Cerebral Palsy 7-Aside Football Association of Nigeria
- Nickname(s): Power Eagles
- Federation: Cerebral Palsy 7-Aside Football Association of Nigeria
- Head coach: Gbenga Dosumu
- IFCPF ranking: n/a

= Nigeria national cerebral palsy football team =

Nigerian football team

Nigeria national cerebral palsy football team is the national cerebral palsy football team for Nigeria that represents the team in international competitions. The program for the national team was launched in 2012, but as of 2016 the team has yet to play an international match. Several games were scheduled but issues came up and the team was unable to travel for these games.

Developments took place behind the scenes to support a national squad, including hosting a tournament at the National Stadium, Lagos in July 2016. That year, Nigeria was also looking to possibly create a women's national cerebral palsy team.

== Background ==
Power Eagles Cerebral Palsy (CPFAN) manages the national team. The national team coach in 2015 and 2016 was Gbenga Dosumu. In 2015, the team manager was Adegboyega Ganiyu.

The sport was first played in Nigeria in 2012 under the direction of the Nigeria Paralympics Committee (NPC). Cerebral palsy football had a limited presence in Africa in 2015, with the sport only being played in Nigeria, South Africa, Tunisia, Ghana and Sierra Leone. In April 2015, a coaching workshop was held in the country to try to further develop the sport. .

By 2016, the national team was inactive as leadership tried to set up international matches. They had no international matches in their history. The sport was still at the development stage on a national level. A three-day tournament was held in July 2016 at the National Stadium, Lagos with four teams participating. These teams included Team Balo ldi-Araba, Team Rev. Sam lkpea, Team Premier Lotto and Team Ajadi Lawa. The competition was won by Rev. Samuel Ikpea Football. This national championship was recognized by the International Federation of Cerebral Palsy Football. Nigeria was also looking to create a women's national CP team in 2016.

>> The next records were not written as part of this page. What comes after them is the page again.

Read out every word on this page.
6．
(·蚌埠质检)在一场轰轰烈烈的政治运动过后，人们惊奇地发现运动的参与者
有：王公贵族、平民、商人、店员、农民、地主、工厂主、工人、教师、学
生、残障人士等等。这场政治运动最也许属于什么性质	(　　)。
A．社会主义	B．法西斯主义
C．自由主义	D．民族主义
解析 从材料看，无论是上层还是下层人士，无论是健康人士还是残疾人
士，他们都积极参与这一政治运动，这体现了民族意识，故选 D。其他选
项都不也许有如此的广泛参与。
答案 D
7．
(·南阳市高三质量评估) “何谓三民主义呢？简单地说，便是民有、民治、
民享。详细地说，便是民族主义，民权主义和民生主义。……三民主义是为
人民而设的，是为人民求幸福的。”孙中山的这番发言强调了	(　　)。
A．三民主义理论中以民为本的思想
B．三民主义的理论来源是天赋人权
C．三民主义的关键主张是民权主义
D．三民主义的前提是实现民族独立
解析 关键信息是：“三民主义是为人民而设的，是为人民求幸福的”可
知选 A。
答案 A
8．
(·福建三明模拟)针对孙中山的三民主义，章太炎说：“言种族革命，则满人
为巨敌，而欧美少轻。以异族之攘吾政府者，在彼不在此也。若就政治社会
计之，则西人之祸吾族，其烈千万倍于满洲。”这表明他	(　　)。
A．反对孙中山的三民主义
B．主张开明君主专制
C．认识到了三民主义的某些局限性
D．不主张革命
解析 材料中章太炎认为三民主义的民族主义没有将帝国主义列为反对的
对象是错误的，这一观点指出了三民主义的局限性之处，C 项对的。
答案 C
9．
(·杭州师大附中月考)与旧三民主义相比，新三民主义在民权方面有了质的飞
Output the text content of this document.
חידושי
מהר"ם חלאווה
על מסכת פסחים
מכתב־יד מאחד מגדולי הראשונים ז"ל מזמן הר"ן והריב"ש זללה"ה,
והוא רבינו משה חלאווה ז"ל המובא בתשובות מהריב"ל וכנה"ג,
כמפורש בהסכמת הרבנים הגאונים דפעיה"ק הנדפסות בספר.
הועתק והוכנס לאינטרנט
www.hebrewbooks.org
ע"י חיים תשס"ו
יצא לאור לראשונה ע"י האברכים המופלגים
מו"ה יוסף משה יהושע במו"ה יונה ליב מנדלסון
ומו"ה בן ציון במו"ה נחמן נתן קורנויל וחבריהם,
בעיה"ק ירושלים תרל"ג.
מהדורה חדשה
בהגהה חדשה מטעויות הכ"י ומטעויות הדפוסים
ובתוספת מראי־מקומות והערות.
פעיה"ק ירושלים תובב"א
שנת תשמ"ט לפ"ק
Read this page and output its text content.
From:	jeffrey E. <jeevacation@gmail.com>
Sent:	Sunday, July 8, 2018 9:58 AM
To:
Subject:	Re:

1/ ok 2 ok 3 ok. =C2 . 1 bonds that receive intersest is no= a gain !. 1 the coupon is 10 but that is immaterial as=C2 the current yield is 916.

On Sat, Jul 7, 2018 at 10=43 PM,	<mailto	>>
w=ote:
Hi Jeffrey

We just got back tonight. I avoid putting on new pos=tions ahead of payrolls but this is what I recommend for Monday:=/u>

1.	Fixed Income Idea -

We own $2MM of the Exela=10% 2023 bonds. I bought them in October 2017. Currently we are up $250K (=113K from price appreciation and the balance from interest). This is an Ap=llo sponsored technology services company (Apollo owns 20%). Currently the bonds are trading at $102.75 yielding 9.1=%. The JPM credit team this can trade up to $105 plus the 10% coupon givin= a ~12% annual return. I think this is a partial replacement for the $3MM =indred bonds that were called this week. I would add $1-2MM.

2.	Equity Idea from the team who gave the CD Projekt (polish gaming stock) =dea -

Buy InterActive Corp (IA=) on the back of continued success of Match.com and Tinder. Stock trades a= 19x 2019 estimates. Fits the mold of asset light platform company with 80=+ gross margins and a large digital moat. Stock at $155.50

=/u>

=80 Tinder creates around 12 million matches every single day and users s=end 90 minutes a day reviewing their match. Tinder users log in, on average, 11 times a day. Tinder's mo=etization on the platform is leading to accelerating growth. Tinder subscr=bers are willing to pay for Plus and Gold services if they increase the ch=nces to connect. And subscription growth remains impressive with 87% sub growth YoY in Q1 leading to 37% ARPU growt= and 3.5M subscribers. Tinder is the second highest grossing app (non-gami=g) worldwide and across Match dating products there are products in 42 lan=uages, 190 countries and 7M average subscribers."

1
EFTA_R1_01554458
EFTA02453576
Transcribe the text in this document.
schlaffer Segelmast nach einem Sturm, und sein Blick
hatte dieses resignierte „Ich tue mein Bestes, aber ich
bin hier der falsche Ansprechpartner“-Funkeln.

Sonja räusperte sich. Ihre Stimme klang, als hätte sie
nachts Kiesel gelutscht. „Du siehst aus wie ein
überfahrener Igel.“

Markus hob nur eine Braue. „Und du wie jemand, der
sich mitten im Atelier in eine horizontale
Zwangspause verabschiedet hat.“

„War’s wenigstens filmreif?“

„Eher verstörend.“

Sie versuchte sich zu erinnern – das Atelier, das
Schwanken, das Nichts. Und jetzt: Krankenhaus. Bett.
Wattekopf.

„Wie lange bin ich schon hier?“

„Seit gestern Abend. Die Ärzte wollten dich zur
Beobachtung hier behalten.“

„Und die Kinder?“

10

Efforts to try to compete internationally took place in 2016. In January 2016, the national team was trying to secure support to travel to a tournament in Portugal in March. Nigerian para-table tennis player Jude Uwazie led the CPFAN in 2016, and was actively looking for players to recruit for the future national team squad. In mid-2016, the national team tried to get the sport on the program for the 19th National Sports Festival (NSF) in Calabar, Cross River in order to try to raise awareness of cerebral palsy football in Nigeria.

== Cerebral Palsy 7-Aside Football Association of Nigeria ==
Cerebral Palsy 7-Aside Football Association of Nigeria (CPFAN) is in charge of governance for the sport in Nigeria. CPFAN was founded in 2012. They officially became members of the IFCPF in early 2015. Jude Uwazie is the organization's President and Chairman and Sam Ikpea the National Advisor.

== Rankings ==

In 2016, the IFCPF was busy trying to develop a regional ranking process for Africa. The team was eligible for rankings once this system was fully developed.

== Results ==
Nigeria has never participated in a Paralympic Games, World Championships or African Championship. In June 2015, Nigeria and Ghana were supposed to participate in a tournament in Spain, but both had to withdraw from it. In 2015, Ghana invited Nigeria to play a friendly in Ghana to celebrate the country's independence. Nigeria had difficulty securing funds to honor the invitation.